Mi sposto e vado verso Tor Tre Teste, qui c’è un grande parco che divide i blocchi abitativi e il vento sembra soffiare più forte.
I palazzi hanno una dignità che i pregiudizi degli abitanti di altri quartieri non riconoscono.
Sono lì per vedere una chiesa contemporanea di un archistar, le chiese contemporanee assomigliano a sale di preghiera evangeliche in formato extra lusso.
Sono bianche, prive di ogni orpello e dipinto, non hanno quadri ma linee e prospettive fantascientifiche, perciò mi piacciono, non hanno nulla di spirituale, sono gelide.
C’è un’altra ragazza con me nella chiesa, anche lei scatta foto a ripetizione non sapendo bene cosa immortalare, ci annusiamo a vicenda come individui in viaggio fuori dai nostri soliti rassicuranti confini.
Lei però mastica a ripetizione una gomma, mostra un’aggressività non richiesta, mi suscita un’antipatia istintiva.
Al ritorno passo in auto per appezzamenti di terra miracolosamente scampati alla lottizzazione edilizia, c’è perfino una cascina incongrua in buono stato, di fronte un palazzo di vetro da uffici dalla quale senza ragion apparente sono affacciate donne a stendere panni su esili fili.
Posteggio in una stradina, davanti all’atrio del palazzo da uffici c’è una specie di guardiola controllata da tipi che sospettano della mia macchina fotografica.
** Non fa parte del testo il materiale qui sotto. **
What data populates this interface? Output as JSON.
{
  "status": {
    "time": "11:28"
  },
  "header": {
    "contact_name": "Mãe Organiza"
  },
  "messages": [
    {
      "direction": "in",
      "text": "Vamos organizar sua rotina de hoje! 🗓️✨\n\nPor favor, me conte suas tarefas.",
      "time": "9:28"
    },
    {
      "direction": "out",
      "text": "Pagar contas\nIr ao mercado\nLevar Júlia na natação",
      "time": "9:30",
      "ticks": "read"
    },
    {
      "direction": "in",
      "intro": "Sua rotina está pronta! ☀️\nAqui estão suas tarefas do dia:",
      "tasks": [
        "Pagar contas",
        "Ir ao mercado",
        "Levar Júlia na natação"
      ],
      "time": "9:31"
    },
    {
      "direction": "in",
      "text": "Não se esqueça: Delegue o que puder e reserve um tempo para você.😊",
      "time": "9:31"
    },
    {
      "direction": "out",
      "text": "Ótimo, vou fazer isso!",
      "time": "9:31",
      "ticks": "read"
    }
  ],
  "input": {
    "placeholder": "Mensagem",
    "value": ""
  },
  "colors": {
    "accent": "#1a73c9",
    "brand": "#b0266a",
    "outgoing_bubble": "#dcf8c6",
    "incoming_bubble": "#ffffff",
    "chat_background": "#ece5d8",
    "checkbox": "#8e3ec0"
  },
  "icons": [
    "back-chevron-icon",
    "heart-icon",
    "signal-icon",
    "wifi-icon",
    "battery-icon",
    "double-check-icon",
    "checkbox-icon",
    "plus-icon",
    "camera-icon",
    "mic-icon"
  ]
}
Quando sei fuori dai soliti posti adatti alle foto, la gente inizia a farsi idee strane su di te, si immaginano storie.
Incomincio a pensare che si tratti di un’occupazione abusiva, ma uno mi dice che è semplicemente un cambio di destinazione d’uso.
Il palazzo costruito per locazione di tante celle lavorative è diventato un palazzo con tante celle abitative, ci sono famiglie di stranieri ai confini con la clandestinità, sono ai margini dei reportage dei giornalisti buoni, sono appena più in là o appena più in qua delle disperazione, nessuno ha mai dedicato loro un programma di approfondimento.